A recent opinion piece in the Los Angeles Times highlighted the challenges that can arise from complex toxic exposure personal injury cases. The article detailed the struggles of a California marine who had been exposed to asbestos and subsequently developed a serious cancer called mesothelioma. Court filings in the case allege that lawyers from the asbestos industry hounded the marine during depositions and that this contributed to his death.
"I couldn't believe that we had spent so much time trying to save this guy and these other people come in really trying to kill him," the marine's thoracic surgeon said.
The court initially ordered 20 hours of depositions in the case and the granted a request for five additional deposition hours.

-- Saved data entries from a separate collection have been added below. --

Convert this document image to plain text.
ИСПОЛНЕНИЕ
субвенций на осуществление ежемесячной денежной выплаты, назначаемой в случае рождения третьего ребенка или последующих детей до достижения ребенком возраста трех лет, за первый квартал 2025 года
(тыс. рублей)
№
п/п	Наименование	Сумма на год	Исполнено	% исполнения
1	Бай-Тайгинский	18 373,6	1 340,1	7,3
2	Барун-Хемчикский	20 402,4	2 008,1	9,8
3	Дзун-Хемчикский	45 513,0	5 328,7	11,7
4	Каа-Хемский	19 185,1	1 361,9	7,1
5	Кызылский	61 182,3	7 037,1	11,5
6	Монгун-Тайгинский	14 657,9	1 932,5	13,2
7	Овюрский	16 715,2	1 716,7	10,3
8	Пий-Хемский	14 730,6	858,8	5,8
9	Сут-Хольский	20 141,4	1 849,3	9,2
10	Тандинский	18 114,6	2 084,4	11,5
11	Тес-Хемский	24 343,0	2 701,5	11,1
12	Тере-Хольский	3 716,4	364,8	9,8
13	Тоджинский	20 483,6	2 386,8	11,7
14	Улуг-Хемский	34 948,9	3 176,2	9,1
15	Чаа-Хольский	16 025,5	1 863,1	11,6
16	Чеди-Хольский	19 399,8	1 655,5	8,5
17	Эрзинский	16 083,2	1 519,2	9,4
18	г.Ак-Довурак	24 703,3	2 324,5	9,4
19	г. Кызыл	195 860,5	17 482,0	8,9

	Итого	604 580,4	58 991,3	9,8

A deposition is a recorded meeting between both parties involved in a lawsuit in which a witness gives testimony out-of-court that is transcribed and then used for discovery or other evidentiary purposes.

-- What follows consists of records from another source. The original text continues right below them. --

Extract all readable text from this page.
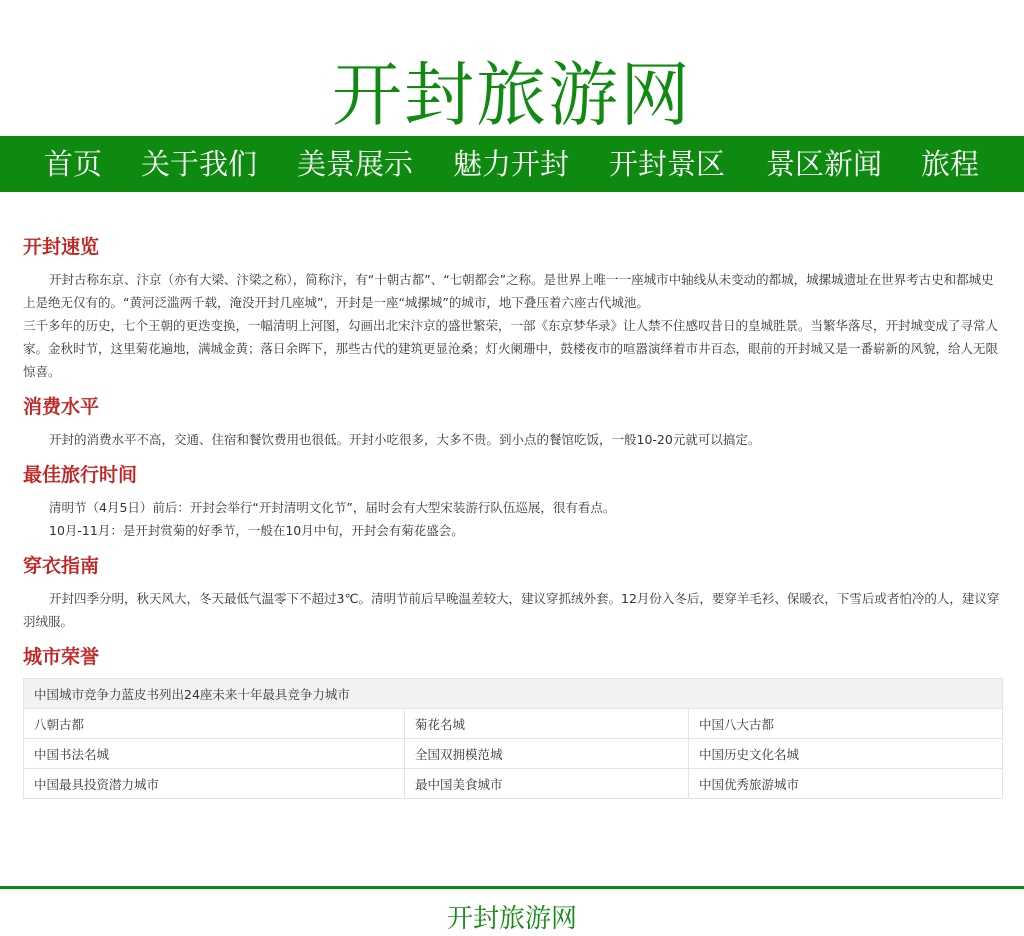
开封旅游网
首页 关于我们 美景展示 魅力开封 开封景区 景区新闻 旅程
开封速览

开封古称东京、汴京（亦有大梁、汴梁之称），简称汴，有“十朝古都”、“七朝都会”之称。是世界上唯一一座城市中轴线从未变动的都城，城摞城遗址在世界考古史和都城史上是绝无仅有的。“黄河泛滥两千载，淹没开封几座城”，开封是一座“城摞城”的城市，地下叠压着六座古代城池。

三千多年的历史，七个王朝的更迭变换，一幅清明上河图，勾画出北宋汴京的盛世繁荣，一部《东京梦华录》让人禁不住感叹昔日的皇城胜景。当繁华落尽，开封城变成了寻常人家。金秋时节，这里菊花遍地，满城金黄；落日余晖下，那些古代的建筑更显沧桑；灯火阑珊中，鼓楼夜市的喧嚣演绎着市井百态，眼前的开封城又是一番崭新的风貌，给人无限惊喜。

消费水平

开封的消费水平不高，交通、住宿和餐饮费用也很低。开封小吃很多，大多不贵。到小点的餐馆吃饭，一般10-20元就可以搞定。

最佳旅行时间

清明节（4月5日）前后：开封会举行“开封清明文化节”，届时会有大型宋装游行队伍巡展，很有看点。

10月-11月：是开封赏菊的好季节，一般在10月中旬，开封会有菊花盛会。

穿衣指南

开封四季分明，秋天风大，冬天最低气温零下不超过3℃。清明节前后早晚温差较大，建议穿抓绒外套。12月份入冬后，要穿羊毛衫、保暖衣，下雪后或者怕冷的人，建议穿羽绒服。

城市荣誉
中国城市竞争力蓝皮书列出24座未来十年最具竞争力城市		
八朝古都	菊花名城	中国八大古都
中国书法名城	全国双拥模范城	中国历史文化名城
中国最具投资潜力城市	最中国美食城市	中国优秀旅游城市
开封旅游网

Depositions can be rather hostile affairs if not handled properly, and the family of the marine alleges that the asbestos industry attorneys hounded the man in such a manner that he died the next day. This converted the man's lawsuit into a wrongful death action and greatly reduced the amount of recovery available to the man's family.
The marine would have been entitled to damages for pain and suffering and his bodily disfigurement, but his family is now only able to recover damages for loss financial support, affection, and medical bills. This reduces the total amount of recovery almost 70 percent, according to the family's attorney.